The profits are taxable if the company bought a property for the purpose of reselling it or if the company is in the business of buying and selling land and/or buildings.
The profits may be taxable if the company:
- is a building company and improved a property before selling it
- developed or subdivided land and sold sections
- had a change of zoning on company property and sold it within 10 years of buying it.
If the company is a New Zealand tax resident it will need to pay tax on its worldwide income under New Zealand tax law. This includes any property sales worldwide whether caught under the bright-line test for residential property sales or the other property rules.

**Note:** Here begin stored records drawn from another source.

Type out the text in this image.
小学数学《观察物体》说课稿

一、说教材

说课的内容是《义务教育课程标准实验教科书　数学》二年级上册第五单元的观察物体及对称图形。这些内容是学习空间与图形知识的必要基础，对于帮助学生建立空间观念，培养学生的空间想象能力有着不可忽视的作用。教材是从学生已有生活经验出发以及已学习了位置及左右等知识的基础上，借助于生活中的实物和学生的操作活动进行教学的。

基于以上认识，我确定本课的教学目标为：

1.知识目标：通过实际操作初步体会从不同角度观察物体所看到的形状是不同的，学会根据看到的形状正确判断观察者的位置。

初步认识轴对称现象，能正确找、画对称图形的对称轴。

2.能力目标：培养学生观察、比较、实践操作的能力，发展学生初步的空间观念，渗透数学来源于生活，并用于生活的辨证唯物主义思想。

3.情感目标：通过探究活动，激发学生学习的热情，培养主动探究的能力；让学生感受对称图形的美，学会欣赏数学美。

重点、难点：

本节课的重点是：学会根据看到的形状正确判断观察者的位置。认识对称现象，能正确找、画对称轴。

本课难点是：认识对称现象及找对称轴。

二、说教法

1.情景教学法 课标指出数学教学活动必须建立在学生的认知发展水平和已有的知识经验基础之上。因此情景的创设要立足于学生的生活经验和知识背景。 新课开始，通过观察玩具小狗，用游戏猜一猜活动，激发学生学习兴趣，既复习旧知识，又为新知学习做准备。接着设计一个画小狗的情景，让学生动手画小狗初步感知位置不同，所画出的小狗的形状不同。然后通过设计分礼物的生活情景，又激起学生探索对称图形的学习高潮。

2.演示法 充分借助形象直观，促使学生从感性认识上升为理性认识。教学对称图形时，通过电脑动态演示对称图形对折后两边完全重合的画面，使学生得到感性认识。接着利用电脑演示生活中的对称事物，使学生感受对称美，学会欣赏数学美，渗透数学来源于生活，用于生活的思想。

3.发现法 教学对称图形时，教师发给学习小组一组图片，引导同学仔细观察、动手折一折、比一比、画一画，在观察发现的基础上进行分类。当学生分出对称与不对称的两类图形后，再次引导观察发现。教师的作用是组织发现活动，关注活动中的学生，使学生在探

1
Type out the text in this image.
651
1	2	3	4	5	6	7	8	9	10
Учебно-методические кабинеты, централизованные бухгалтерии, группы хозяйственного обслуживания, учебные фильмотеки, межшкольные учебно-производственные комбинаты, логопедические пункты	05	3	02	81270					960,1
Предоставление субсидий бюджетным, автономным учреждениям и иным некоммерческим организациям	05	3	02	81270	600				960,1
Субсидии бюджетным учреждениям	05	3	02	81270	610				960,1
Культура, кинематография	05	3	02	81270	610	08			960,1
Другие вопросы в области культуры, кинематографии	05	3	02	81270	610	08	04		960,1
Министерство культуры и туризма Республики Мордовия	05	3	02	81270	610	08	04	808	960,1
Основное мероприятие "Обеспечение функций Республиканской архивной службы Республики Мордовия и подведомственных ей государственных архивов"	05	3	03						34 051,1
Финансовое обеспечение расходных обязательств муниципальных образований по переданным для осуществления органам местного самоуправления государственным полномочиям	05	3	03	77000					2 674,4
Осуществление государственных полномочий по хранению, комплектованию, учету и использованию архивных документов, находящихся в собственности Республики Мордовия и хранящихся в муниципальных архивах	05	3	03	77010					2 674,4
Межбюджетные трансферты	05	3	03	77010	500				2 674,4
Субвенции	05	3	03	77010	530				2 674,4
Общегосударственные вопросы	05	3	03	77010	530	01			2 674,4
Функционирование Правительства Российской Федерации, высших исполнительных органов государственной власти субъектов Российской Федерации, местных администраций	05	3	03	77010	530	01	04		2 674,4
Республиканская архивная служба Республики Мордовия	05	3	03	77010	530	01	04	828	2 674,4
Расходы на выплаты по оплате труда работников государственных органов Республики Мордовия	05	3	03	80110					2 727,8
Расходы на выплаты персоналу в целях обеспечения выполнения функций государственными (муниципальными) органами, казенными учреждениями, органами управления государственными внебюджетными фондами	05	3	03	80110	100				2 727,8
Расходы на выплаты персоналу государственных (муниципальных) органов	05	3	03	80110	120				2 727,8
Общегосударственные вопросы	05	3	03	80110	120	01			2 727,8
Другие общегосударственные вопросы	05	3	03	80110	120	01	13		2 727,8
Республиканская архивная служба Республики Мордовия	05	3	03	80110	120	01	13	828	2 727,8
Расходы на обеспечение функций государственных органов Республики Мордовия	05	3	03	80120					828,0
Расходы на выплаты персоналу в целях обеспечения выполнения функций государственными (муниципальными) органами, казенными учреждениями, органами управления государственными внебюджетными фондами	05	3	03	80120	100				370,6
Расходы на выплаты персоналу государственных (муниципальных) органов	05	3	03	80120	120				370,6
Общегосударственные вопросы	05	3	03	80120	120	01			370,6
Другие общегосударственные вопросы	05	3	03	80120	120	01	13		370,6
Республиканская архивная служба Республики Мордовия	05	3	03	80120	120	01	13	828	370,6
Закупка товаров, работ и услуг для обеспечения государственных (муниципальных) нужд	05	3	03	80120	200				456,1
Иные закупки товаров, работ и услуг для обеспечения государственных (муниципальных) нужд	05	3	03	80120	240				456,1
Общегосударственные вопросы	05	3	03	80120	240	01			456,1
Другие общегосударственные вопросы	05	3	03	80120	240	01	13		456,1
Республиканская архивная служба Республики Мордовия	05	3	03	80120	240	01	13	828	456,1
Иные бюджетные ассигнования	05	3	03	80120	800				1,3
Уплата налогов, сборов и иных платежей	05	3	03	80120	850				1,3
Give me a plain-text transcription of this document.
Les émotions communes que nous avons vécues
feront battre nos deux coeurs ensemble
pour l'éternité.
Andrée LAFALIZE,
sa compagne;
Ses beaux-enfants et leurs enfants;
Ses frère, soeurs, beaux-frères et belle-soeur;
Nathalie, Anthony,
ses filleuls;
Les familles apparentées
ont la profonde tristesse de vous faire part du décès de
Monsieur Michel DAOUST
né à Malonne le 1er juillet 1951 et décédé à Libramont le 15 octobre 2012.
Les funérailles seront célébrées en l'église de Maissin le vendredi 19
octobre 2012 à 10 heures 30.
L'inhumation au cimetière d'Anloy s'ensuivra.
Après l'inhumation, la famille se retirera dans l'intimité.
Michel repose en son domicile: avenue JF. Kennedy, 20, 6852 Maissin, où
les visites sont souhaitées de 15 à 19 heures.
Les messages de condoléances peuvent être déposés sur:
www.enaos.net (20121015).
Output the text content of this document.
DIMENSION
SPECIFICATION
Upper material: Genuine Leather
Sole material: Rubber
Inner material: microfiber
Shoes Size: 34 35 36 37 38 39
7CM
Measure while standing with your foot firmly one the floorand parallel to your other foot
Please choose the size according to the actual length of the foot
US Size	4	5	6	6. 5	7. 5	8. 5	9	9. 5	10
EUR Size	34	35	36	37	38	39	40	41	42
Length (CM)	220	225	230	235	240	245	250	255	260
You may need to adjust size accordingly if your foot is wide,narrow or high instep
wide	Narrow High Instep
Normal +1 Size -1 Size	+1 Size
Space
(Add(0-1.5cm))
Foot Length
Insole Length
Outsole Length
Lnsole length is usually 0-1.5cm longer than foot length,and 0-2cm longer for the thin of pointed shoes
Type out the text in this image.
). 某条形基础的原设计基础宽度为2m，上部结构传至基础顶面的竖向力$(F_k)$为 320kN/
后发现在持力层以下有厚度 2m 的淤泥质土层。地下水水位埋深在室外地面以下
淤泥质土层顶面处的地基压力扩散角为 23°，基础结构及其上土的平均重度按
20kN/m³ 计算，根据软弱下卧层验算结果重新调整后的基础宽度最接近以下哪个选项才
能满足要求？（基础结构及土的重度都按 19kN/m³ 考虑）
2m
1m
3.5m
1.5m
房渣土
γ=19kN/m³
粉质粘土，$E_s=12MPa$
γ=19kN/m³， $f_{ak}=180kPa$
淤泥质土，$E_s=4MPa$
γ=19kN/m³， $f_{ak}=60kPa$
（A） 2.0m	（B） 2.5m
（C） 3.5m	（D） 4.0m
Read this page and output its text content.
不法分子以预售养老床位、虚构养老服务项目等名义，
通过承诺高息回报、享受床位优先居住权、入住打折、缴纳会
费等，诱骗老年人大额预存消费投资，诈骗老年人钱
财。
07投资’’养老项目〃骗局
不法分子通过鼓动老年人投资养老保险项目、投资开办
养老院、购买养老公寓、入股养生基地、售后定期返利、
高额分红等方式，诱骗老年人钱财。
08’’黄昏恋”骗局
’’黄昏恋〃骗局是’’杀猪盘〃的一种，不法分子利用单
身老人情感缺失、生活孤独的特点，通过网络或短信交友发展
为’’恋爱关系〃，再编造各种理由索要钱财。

If the company purchased a residential property on or after 1 October 2015 and sold/disposed of it within the bright-line period, any profit will be taxable, whether the intention at the time of purchase was for resale or not.
The bright-line period for:
- properties purchased/acquired on or after 1 October 2015 through to 28 March 2018 inclusive, is two years,
- properties purchased/acquired on or after 29 March 2018 is five years.
Correctly calculate your profit or loss by completing a Property sale information – IR833 form for each property you have sold or disposed of. Include the results of any profit in your return. You can download the IR833 from ird.govt.nz.
Complete the form even if the details have been included in a Financial statements summary – IR10 or set of accounts.
For more information on property sales see our guide Buying and selling residential property – IR313. Write the income or loss (other than a bright-line income or loss) at Box 21B.
IR4 Question 21A Residential land withholding tax (RLWT) credit
If the company is an “offshore RLWT person” and has sold or transferred residential property located in New Zealand, RLWT may have been deducted from the sale price.
The company should have received a statement on the completion of the sale process showing the amount of RLWT deducted. The company can claim a credit for any RLWT deducted. Show the amount of RLWT deducted, less any RLWT paid back to the company and/or transferred to outstanding amounts during the income year.
If there was more than one amount of RLWT deducted, show the combined amount, less any RLWT paid back to the company and/or transferred to outstanding amounts during the income year.